“A little bit of mercy makes the world less cold and more just.”
Regardless of when it happens, the first snow of the season always catches me by surprise. This is most evident by how long it takes me to shovel my front walk. This is only worsened in this zoom-world, as any of the typical snow day joys are a distant memory. The rest of the world expects work to continue uninterrupted as the children interrupt frequently for assistance in the 40-minute bundling-up process that results in about 10-15 minutes of actual playtime outside. Friday, as the snow fell, the children clamored, the zooms continued, and my patience dropped quicker than the temperature. I unfortunately snapped at more than a few of my colleagues before the week finally was over. The next morning, I ran out the door to get to the grocery store for some much needed supplies. My run turned into a slide on my unshoveled drive. Had it not been for a car sideview mirror, I would’ve been sending this from the emergency room. "I’ll take care of that when I get back," I thought to myself. I didn’t – too many bags to carry, too much to unpack. Later in the afternoon, as we ran out for another errand, my eldest, Annie, did the same slide. "Dad, you gonna do something about that?" she asked. After reminding her that 14-year-olds could also do something about that, I promised myself I would do it later when it wasn’t so cold. I finally began chipping away as frigid sleet was coming down early Sunday morning and I was dumbfounded why it felt so impossible clearing this insignificant snowfall off my walkway. "The more you let it sit," called my observant next door neighbor from his garage, "the harder it gets."

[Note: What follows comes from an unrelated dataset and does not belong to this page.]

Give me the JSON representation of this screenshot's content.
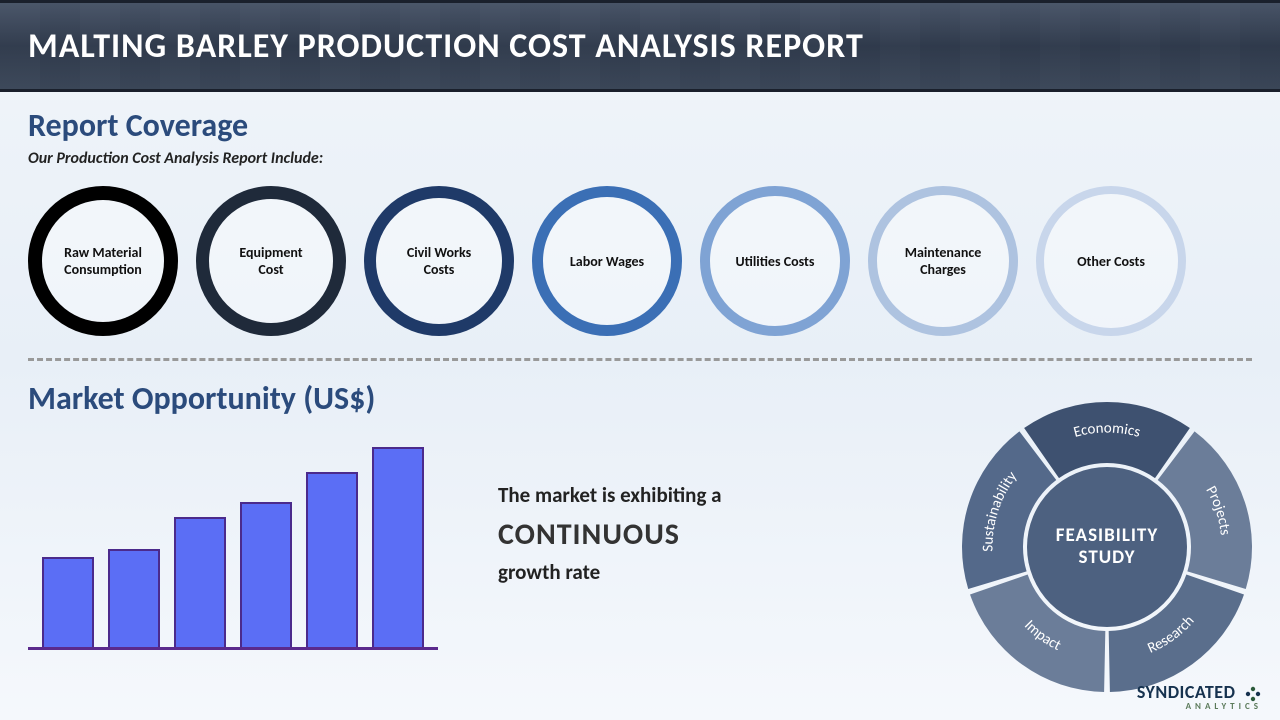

As I stared down at my icy mess, I couldn’t help but think of my icy exchanges with some of my colleagues on Friday. What might be hardening in their minds and hearts because I didn’t clear the path? How often in life and leadership do I let things sit, let things freeze and harden unnecessarily because it’s not "the right time" or "there’s too much going on" or the conditions aren’t right? While I might not mind figure skating my way through the hazards I create, who else might I be putting in harms way by not creating a safer space? I decided to send a few apology texts to salt the path for this week. As we go through the occasional cold and inclement days, how can we clear a path for others to connect better with us, with each other, and with the Lord? Prayers as you break the ice on your path this week.